The Bellman Operator

Define the Bellman operator $T^\pi$ for policy evaluation:

$(T^\pi V)(s) = \sum_a \pi(a \mid s) \left[ R(s, a) + \gamma \sum_{s'} P(s' \mid s, a) V(s') \right]$

And the Bellman optimality operator $T^*$ :

$(T^* V)(s) = \max_a \left[ R(s, a) + \gamma \sum_{s'} P(s' \mid s, a) V(s') \right]$

Both operators are $\gamma$ -contractions in the $\ell_\infty$ norm:

$\| T^\pi V - T^\pi V' \|_\infty \leq \gamma \| V - V' \|_\infty$

By the Banach fixed-point theorem, each operator has a unique fixed point, and repeated application converges to it. This is the theoretical foundation for:

Policy evaluation (iterative application of $T^\pi$ ) converging to $V^\pi$ .
Value iteration (iterative application of $T^*$ ) converging to $V^*$ .

Algorithms Built on Bellman Equations

Algorithm	Bellman Equation Used	Approach
Policy Evaluation	$V^\pi$ expectation	Iterative $T^\pi$
Value Iteration	$V^*$ optimality	Iterative $T^*$
Q-Learning	$Q^*$ optimality	Sample-based $T^*$
SARSA	$Q^\pi$ expectation	Sample-based $T^\pi$
TD(0)	$V^\pi$ expectation	Sample-based $T^\pi$

Why It Matters

The Bellman equations transform the RL problem from “evaluate an infinite sum of future rewards” to “solve a system of equations relating neighboring states.” This recursive structure enables:

Dynamic programming algorithms that solve MDPs exactly when the model is known.
Temporal-difference learning that bootstraps (estimates values from other estimates), enabling online, incremental learning.
Convergence guarantees through the contraction mapping property.

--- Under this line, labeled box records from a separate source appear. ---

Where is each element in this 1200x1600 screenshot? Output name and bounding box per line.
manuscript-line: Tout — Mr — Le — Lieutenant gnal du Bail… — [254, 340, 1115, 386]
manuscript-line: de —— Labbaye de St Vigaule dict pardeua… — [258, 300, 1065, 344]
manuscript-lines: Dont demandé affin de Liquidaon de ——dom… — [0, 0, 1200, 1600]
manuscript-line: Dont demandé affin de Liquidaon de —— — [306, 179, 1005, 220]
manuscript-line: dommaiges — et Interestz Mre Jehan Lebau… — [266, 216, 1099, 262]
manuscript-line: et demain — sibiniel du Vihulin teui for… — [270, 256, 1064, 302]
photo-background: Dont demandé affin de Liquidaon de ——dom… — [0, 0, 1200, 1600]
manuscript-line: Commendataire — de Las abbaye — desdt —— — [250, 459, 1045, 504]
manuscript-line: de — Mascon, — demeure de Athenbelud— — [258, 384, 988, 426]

Without Bellman equations, RL would require evaluating complete trajectories for every value estimate – the Bellman decomposition makes tractable learning possible.

Key Technical Details

Value iteration converges at rate $O(\gamma^k)$ : after $k$ iterations, $\|V_k - V^*\|_\infty \leq \gamma^k \|V_0 - V^*\|_\infty$ . For $\gamma = 0.99$ , reaching $\epsilon$ -accuracy requires $k \approx \frac{\log(1/\epsilon)}{1 - \gamma} \approx 100 \log(1/\epsilon)$ iterations.
Policy iteration alternates between solving $V^\pi$ (policy evaluation) and updating $\pi$ greedily (policy improvement). It converges in at most $|\mathcal{A}|^{|\mathcal{S}|}$ iterations (the number of deterministic policies), but in practice converges much faster.
The deadly triad: Combining bootstrapping (Bellman equations), function approximation, and off-policy learning can cause divergence. This fundamental tension motivates algorithms like fitted Q-iteration, gradient TD, and emphatic TD.
Q-learning’s update rule is a stochastic approximation to the Bellman optimality equation: $Q(s,a) \leftarrow Q(s,a) + \alpha[r + \gamma \max_{a'} Q(s',a') - Q(s,a)]$ .

Common Misconceptions

“The Bellman equation is an update rule.” The Bellman equation is an identity – a condition that the true value function must satisfy. Algorithms like TD learning and value iteration use update rules inspired by the Bellman equation, but the equation itself is a mathematical relationship, not a procedure.

“You need the transition model to use Bellman equations.” Model-free methods (TD, Q-learning, SARSA) use sample-based Bellman updates, replacing the expectation over transitions with single observed transitions. The model is not required.

“Bellman optimality equations can be solved directly.” The $\max$ operator makes them nonlinear. Unlike the expectation equations, there is no closed-form solution. They must be solved iteratively (value iteration) or via linear programming.

Connections to Other Concepts

Value Functions – Bellman equations define the recursive structure of value functions.
Return And Discount Factor – The recursive decomposition $G_t = R_{t+1} + \gamma G_{t+1}$ is the starting point.
Policies – The expectation equations depend on $\pi$ ; the optimality equations define $\pi^*$ .
Markov Decision Processes – Bellman equations exploit the Markov property.
Exploration Vs Exploitation – Q-learning (based on Bellman optimality) is combined with exploration strategies.